After 12 gruelling weeks in which she stood accused of posing as the owner of her own passport and was barred from leaving Kenya to return home to her 12-year-old son in Toronto, Suaad Hagi Mohamud finally flew out of Africa Friday night. But she hasn't left her troubles behind.
In a matter of months she hopes to return to care for her ailing mother and to launch lawsuits that will almost certainly keep the memories of her ordeal alive for years.
Even as she waited outside a Nairobi courtroom to learn whether a Kenyan judge would dismiss the charges against her, she planned her return.
Within hours she hoped to be soaring above Nairobi, away from an ordeal that left her mentally exhausted and racked by a case of pneumonia that set in months ago, while she was sleeping on the dank concrete floor of an overcrowded Nairobi prison.
But she doesn't plan to be away for long.
"I will be back in a couple of months - just as soon as I can get my passport," she said. "I might stay for a year."
She plans to bring her son with her this time.
"I can never leave him again," she said. "Here in Kenya they have good schools, good private high schools."
And while Ms. Mohamud spoke fondly of Kenya and Canada, her lawyer made it clear that those who caused her ordeal will pay a price.
He said there were plans to sue the governments of Kenya and Canada and KLM Royal Dutch Airlines for a total of more than $1-million.

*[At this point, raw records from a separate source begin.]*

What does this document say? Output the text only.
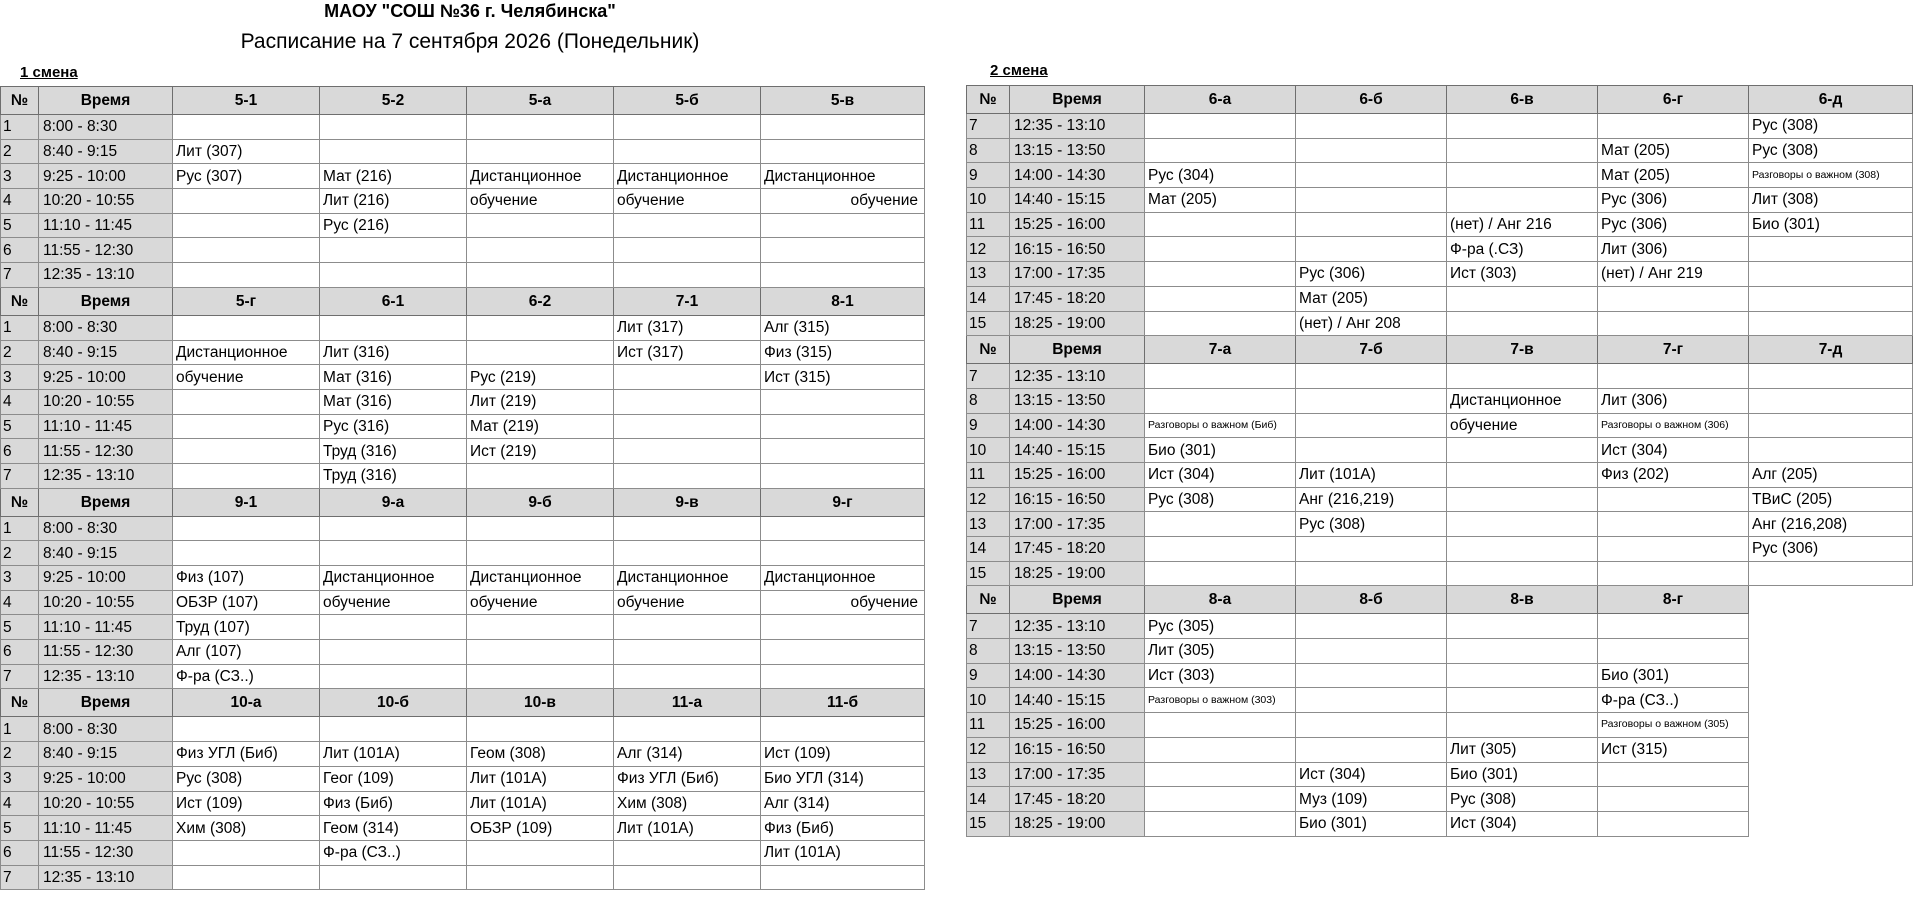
МАОУ "СОШ №36 г. Челябинска"
Расписание на 7 сентября 2026 (Понедельник)
1 смена	2 смена
№	Время	5-1	5-2	5-а	5-б	5-в
1	8:00 - 8:30					
2	8:40 - 9:15	Лит (307)				
3	9:25 - 10:00	Рус (307)	Мат (216)	Дистанционное	Дистанционное	Дистанционное
4	10:20 - 10:55		Лит (216)	обучение	обучение	обучение
5	11:10 - 11:45		Рус (216)			
6	11:55 - 12:30					
7	12:35 - 13:10					
№	Время	5-г	6-1	6-2	7-1	8-1
1	8:00 - 8:30				Лит (317)	Алг (315)
2	8:40 - 9:15	Дистанционное	Лит (316)		Ист (317)	Физ (315)
3	9:25 - 10:00	обучение	Мат (316)	Рус (219)		Ист (315)
4	10:20 - 10:55		Мат (316)	Лит (219)		
5	11:10 - 11:45		Рус (316)	Мат (219)		
6	11:55 - 12:30		Труд (316)	Ист (219)		
7	12:35 - 13:10		Труд (316)			
№	Время	9-1	9-а	9-б	9-в	9-г
1	8:00 - 8:30					
2	8:40 - 9:15					
3	9:25 - 10:00	Физ (107)	Дистанционное	Дистанционное	Дистанционное	Дистанционное
4	10:20 - 10:55	ОБЗР (107)	обучение	обучение	обучение	обучение
5	11:10 - 11:45	Труд (107)				
6	11:55 - 12:30	Алг (107)				
7	12:35 - 13:10	Ф-ра (СЗ..)				
№	Время	10-а	10-б	10-в	11-а	11-б
1	8:00 - 8:30					
2	8:40 - 9:15	Физ УГЛ (Биб)	Лит (101А)	Геом (308)	Алг (314)	Ист (109)
3	9:25 - 10:00	Рус (308)	Геог (109)	Лит (101А)	Физ УГЛ (Биб)	Био УГЛ (314)
4	10:20 - 10:55	Ист (109)	Физ (Биб)	Лит (101А)	Хим (308)	Алг (314)
5	11:10 - 11:45	Хим (308)	Геом (314)	ОБЗР (109)	Лит (101А)	Физ (Биб)
6	11:55 - 12:30		Ф-ра (СЗ..)			Лит (101А)
7	12:35 - 13:10					
№	Время	6-а	6-б	6-в	6-г	6-д
7	12:35 - 13:10					Рус (308)
8	13:15 - 13:50				Мат (205)	Рус (308)
9	14:00 - 14:30	Рус (304)			Мат (205)	Разговоры о важном (308)
10	14:40 - 15:15	Мат (205)			Рус (306)	Лит (308)
11	15:25 - 16:00			(нет) / Анг 216	Рус (306)	Био (301)
12	16:15 - 16:50			Ф-ра (.СЗ)	Лит (306)	
13	17:00 - 17:35		Рус (306)	Ист (303)	(нет) / Анг 219	
14	17:45 - 18:20		Мат (205)			
15	18:25 - 19:00		(нет) / Анг 208			
№	Время	7-а	7-б	7-в	7-г	7-д
7	12:35 - 13:10					
8	13:15 - 13:50			Дистанционное	Лит (306)	
9	14:00 - 14:30	Разговоры о важном (Биб)		обучение	Разговоры о важном (306)	
10	14:40 - 15:15	Био (301)			Ист (304)	
11	15:25 - 16:00	Ист (304)	Лит (101А)		Физ (202)	Алг (205)
12	16:15 - 16:50	Рус (308)	Анг (216,219)			ТВиС (205)
13	17:00 - 17:35		Рус (308)			Анг (216,208)
14	17:45 - 18:20					Рус (306)
15	18:25 - 19:00					
№	Время	8-а	8-б	8-в	8-г	
7	12:35 - 13:10	Рус (305)				
8	13:15 - 13:50	Лит (305)				
9	14:00 - 14:30	Ист (303)			Био (301)	
10	14:40 - 15:15	Разговоры о важном (303)			Ф-ра (СЗ..)	
11	15:25 - 16:00				Разговоры о важном (305)	
12	16:15 - 16:50			Лит (305)	Ист (315)	
13	17:00 - 17:35		Ист (304)	Био (301)		
14	17:45 - 18:20		Муз (109)	Рус (308)		
15	18:25 - 19:00		Био (301)	Ист (304)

"What Suaad has had to suffer for the past three months has been humiliating physically and psychologically," said Kenyan lawyer Lucas Naikuni. "She was kept away from her family… She must be compensated and compensated handsomely."
But even Friday, on a relatively good day in court, there were constant reminders of what she had been through.

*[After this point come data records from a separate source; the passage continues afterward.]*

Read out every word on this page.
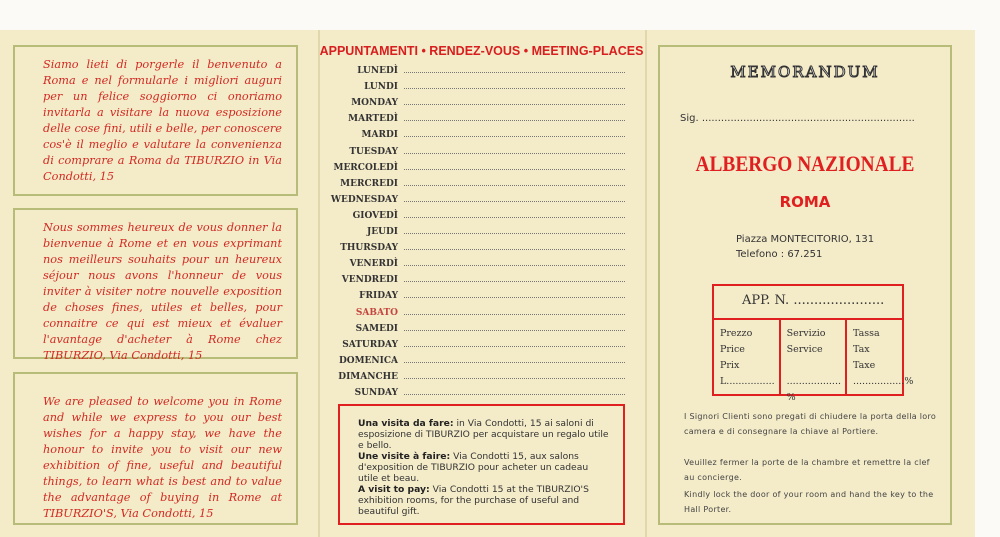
Siamo lieti di porgerle il benvenuto a Roma e nel formularle i migliori auguri per un felice soggiorno ci onoriamo invitarla a visitare la nuova esposizione delle cose fini, utili e belle, per conoscere cos'è il meglio e valutare la convenienza di comprare a Roma da TIBURZIO in Via Condotti, 15
Nous sommes heureux de vous donner la bienvenue à Rome et en vous exprimant nos meilleurs souhaits pour un heureux séjour nous avons l'honneur de vous inviter à visiter notre nouvelle exposition de choses fines, utiles et belles, pour connaitre ce qui est mieux et évaluer l'avantage d'acheter à Rome chez TIBURZIO, Via Condotti, 15
We are pleased to welcome you in Rome and while we express to you our best wishes for a happy stay, we have the honour to invite you to visit our new exhibition of fine, useful and beautiful things, to learn what is best and to value the advantage of buying in Rome at TIBURZIO'S, Via Condotti, 15
APPUNTAMENTI • RENDEZ-VOUS • MEETING-PLACES
LUNEDÌ
LUNDI
MONDAY
MARTEDÌ
MARDI
TUESDAY
MERCOLEDÌ
MERCREDI
WEDNESDAY
GIOVEDÌ
JEUDI
THURSDAY
VENERDÌ
VENDREDI
FRIDAY
SABATO
SAMEDI
SATURDAY
DOMENICA
DIMANCHE
SUNDAY
Una visita da fare: in Via Condotti, 15 ai saloni di esposizione di TIBURZIO per acquistare un regalo utile e bello.
Une visite à faire: Via Condotti 15, aux salons d'exposition de TIBURZIO pour acheter un cadeau utile et beau.
A visit to pay: Via Condotti 15 at the TIBURZIO'S exhibition rooms, for the purchase of useful and beautiful gift.
MEMORANDUM
Sig. ...................................................................
ALBERGO NAZIONALE
ROMA
Piazza MONTECITORIO, 131
Telefono : 67.251
APP. N. ......................
Prezzo
Price
Prix
L................
Servizio
Service
.................. %
Tassa
Tax
Taxe
.................%
I Signori Clienti sono pregati di chiudere la porta della loro camera e di consegnare la chiave al Portiere.
Veuillez fermer la porte de la chambre et remettre la clef au concierge.
Kindly lock the door of your room and hand the key to the Hall Porter.
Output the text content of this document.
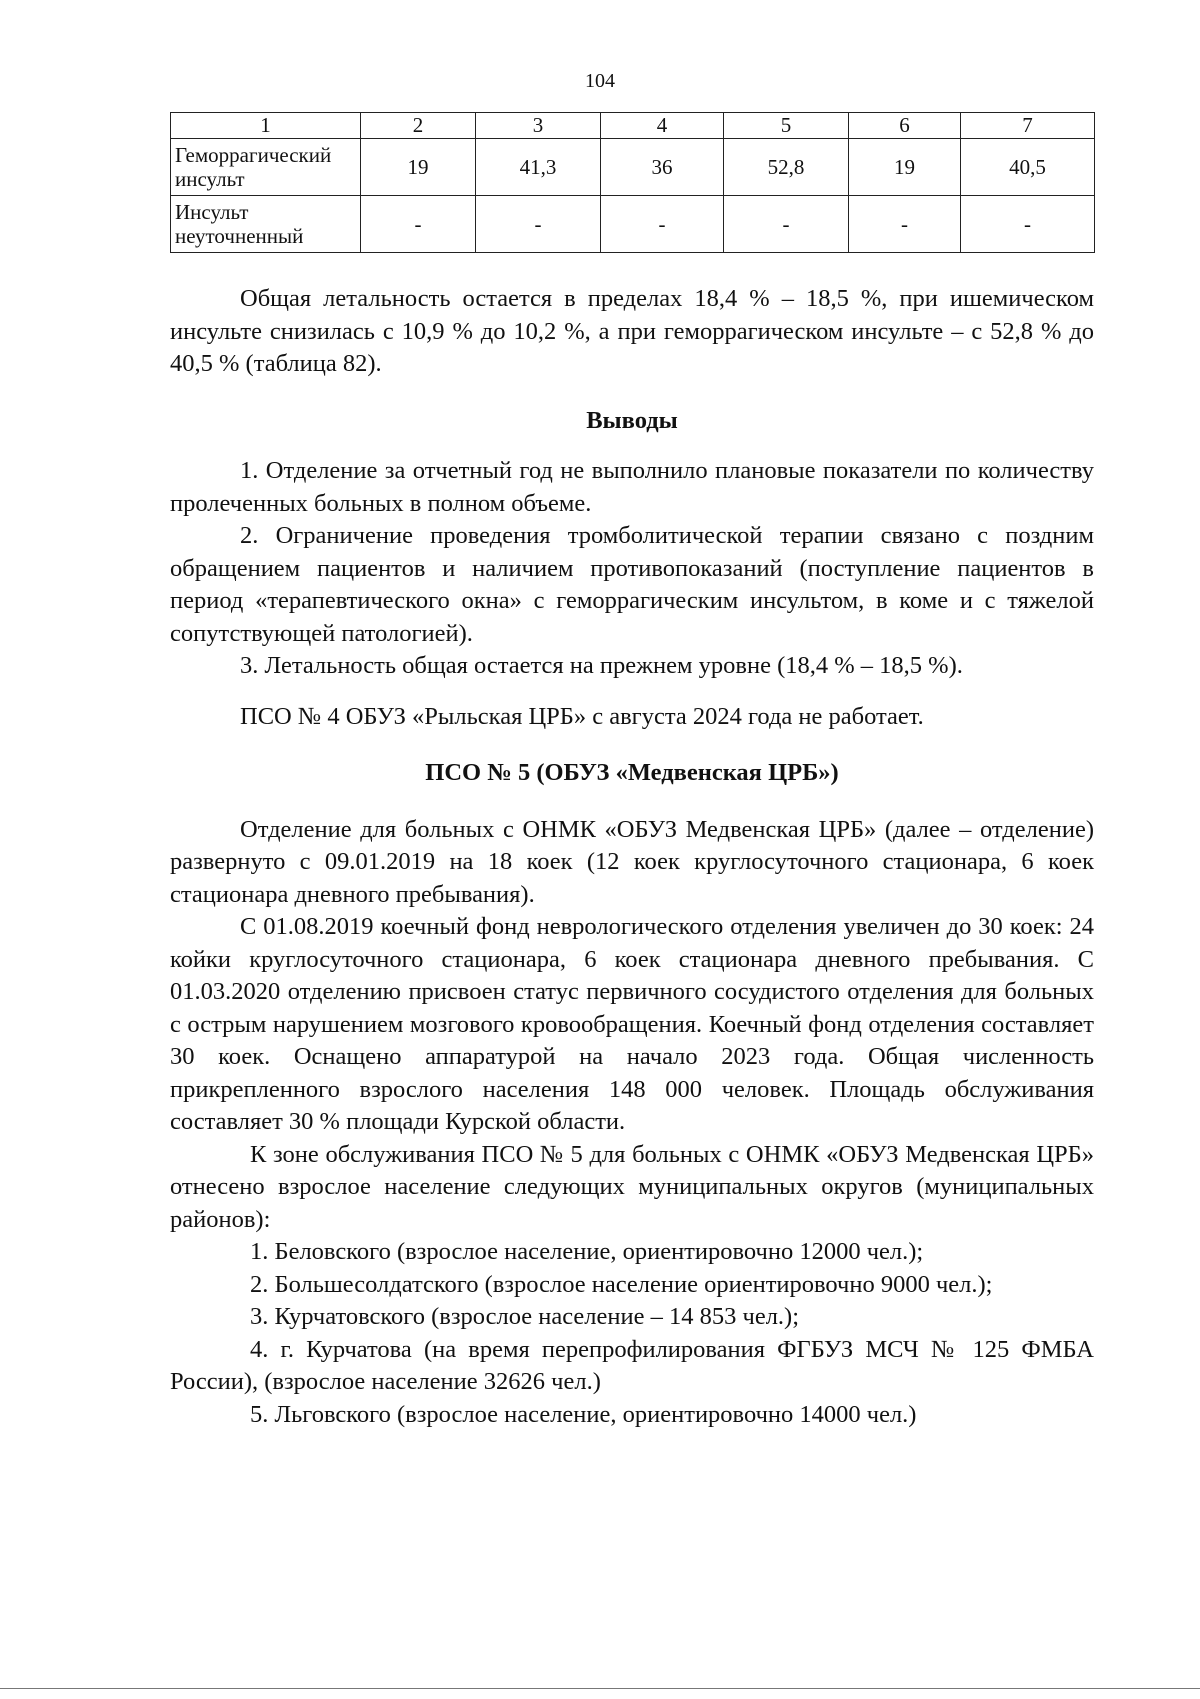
104
1	2	3	4	5	6	7
Геморрагический инсульт	19	41,3	36	52,8	19	40,5
Инсульт неуточненный	-	-	-	-	-	-

Общая летальность остается в пределах 18,4 % – 18,5 %, при ишемическом инсульте снизилась с 10,9 % до 10,2 %, а при геморрагическом инсульте – с 52,8 % до 40,5 % (таблица 82).

Выводы

1. Отделение за отчетный год не выполнило плановые показатели по количеству пролеченных больных в полном объеме.

2. Ограничение проведения тромболитической терапии связано с поздним обращением пациентов и наличием противопоказаний (поступление пациентов в период «терапевтического окна» с геморрагическим инсультом, в коме и с тяжелой сопутствующей патологией).

3. Летальность общая остается на прежнем уровне (18,4 % – 18,5 %).

ПСО № 4 ОБУЗ «Рыльская ЦРБ» с августа 2024 года не работает.

ПСО № 5 (ОБУЗ «Медвенская ЦРБ»)

Отделение для больных с ОНМК «ОБУЗ Медвенская ЦРБ» (далее – отделение) развернуто с 09.01.2019 на 18 коек (12 коек круглосуточного стационара, 6 коек стационара дневного пребывания).

С 01.08.2019 коечный фонд неврологического отделения увеличен до 30 коек: 24 койки круглосуточного стационара, 6 коек стационара дневного пребывания. С 01.03.2020 отделению присвоен статус первичного сосудистого отделения для больных с острым нарушением мозгового кровообращения. Коечный фонд отделения составляет 30 коек. Оснащено аппаратурой на начало 2023 года. Общая численность прикрепленного взрослого населения 148 000 человек. Площадь обслуживания составляет 30 % площади Курской области.

К зоне обслуживания ПСО № 5 для больных с ОНМК «ОБУЗ Медвенская ЦРБ» отнесено взрослое население следующих муниципальных округов (муниципальных районов):

1. Беловского (взрослое население, ориентировочно 12000 чел.);

2. Большесолдатского (взрослое население ориентировочно 9000 чел.);

3. Курчатовского (взрослое население – 14 853 чел.);

4. г. Курчатова (на время перепрофилирования ФГБУЗ МСЧ № 125 ФМБА России), (взрослое население 32626 чел.)

5. Льговского (взрослое население, ориентировочно 14000 чел.)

At one point lawyers worried that Ms. Mohamud's case file had been lost somewhere in the warren of notoriously back-logged offices of the High Court. Mr. Naikuni vanished, leaving his student assistant to reel off the long list of rooms where they had searched for the file.
Transferred to a second courtroom, Ms. Mohamud cooled her heels while a judge heard another case. The sense that a person could simply be lost within the vast, seemingly indifferent bureaucracy was almost overwhelming. "In the beginning it was really, really scary," Ms. Mohamud said.

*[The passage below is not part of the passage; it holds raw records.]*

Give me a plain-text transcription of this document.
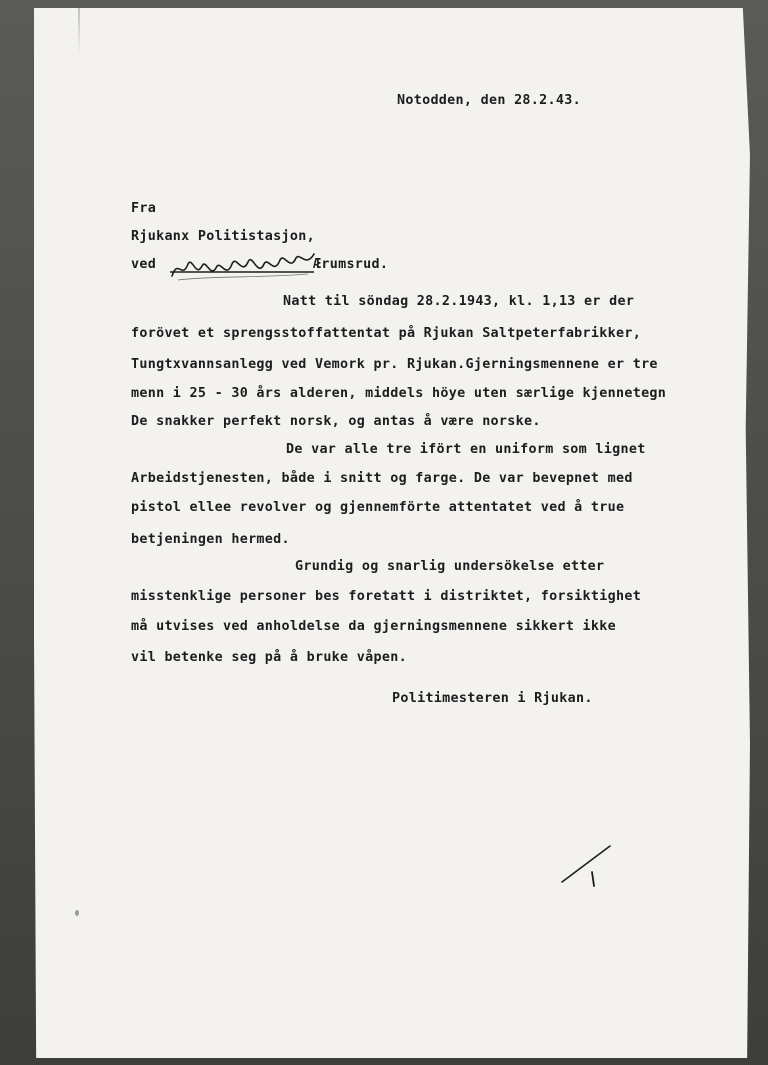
Notodden, den 28.2.43.
Fra
Rjukanx Politistasjon,
ved	Ærumsrud.
Natt til söndag 28.2.1943, kl. 1,13 er der
forövet et sprengsstoffattentat på Rjukan Saltpeterfabrikker,
Tungtxvannsanlegg ved Vemork pr. Rjukan.Gjerningsmennene er tre
menn i 25 - 30 års alderen, middels höye uten særlige kjennetegn
De snakker perfekt norsk, og antas å være norske.
De var alle tre ifört en uniform som lignet
Arbeidstjenesten, både i snitt og farge. De var bevepnet med
pistol ellee revolver og gjennemförte attentatet ved å true
betjeningen hermed.
Grundig og snarlig undersökelse etter
misstenklige personer bes foretatt i distriktet, forsiktighet
må utvises ved anholdelse da gjerningsmennene sikkert ikke
vil betenke seg på å bruke våpen.
Politimesteren i Rjukan.
/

Finally, at 3 p.m., a court magistrate declared the charges against Ms. Mohamud dropped.
"The accused is discharged," said Senior Principal Magistrate Stella Muketi, who then ordered Kenyan immigrations officials to turn Ms. Mohamud over to Canadian High Commission officials.
From court, Ms. Mohamud was settled behind the tinted windows of an SUV with diplomatic plates and whisked through the honking mayhem of Nairobi's Friday afternoon gridlock to the High Commission for an emergency travel document and then on to Kenya's Department of Immigration for the visa that would finally permit her legal passage home. At last, it seemed, the machinery of her government had swung behind her, working with breakneck efficiency on her behalf.
But as the High Commission car pulled away from the curb with Ms. Mohamud inside, the woman who had raised money for Ms. Mohamud's legal fees and seen her through jail and an emergency hospital stay seemed more terrified than pleased.
"I am happy but I am not happy for her to be in Canada," said Hamida Ahmed Muhidin, who said she was the first person Ms. Mohamud called when she was detained at the airport on May 21. "I don't think I could go to Canada, the way they treat their people. If it could have happened to me, I would find another country."
Ms. Muhidin closed her cosmetics business in a small town outside of Nairobi and left her kids behind to travel constantly into Nairobi to make sure her friend was safe.
"I am someone who, when I see something bad happen, I have to cry until that thing ends," she said. Thinking about all that she has given up, she had one question: "Will they compensate me?"
It's a question that will undoubtedly be answered over the course of many more long months in court for Ms. Mohamud and her lawyers.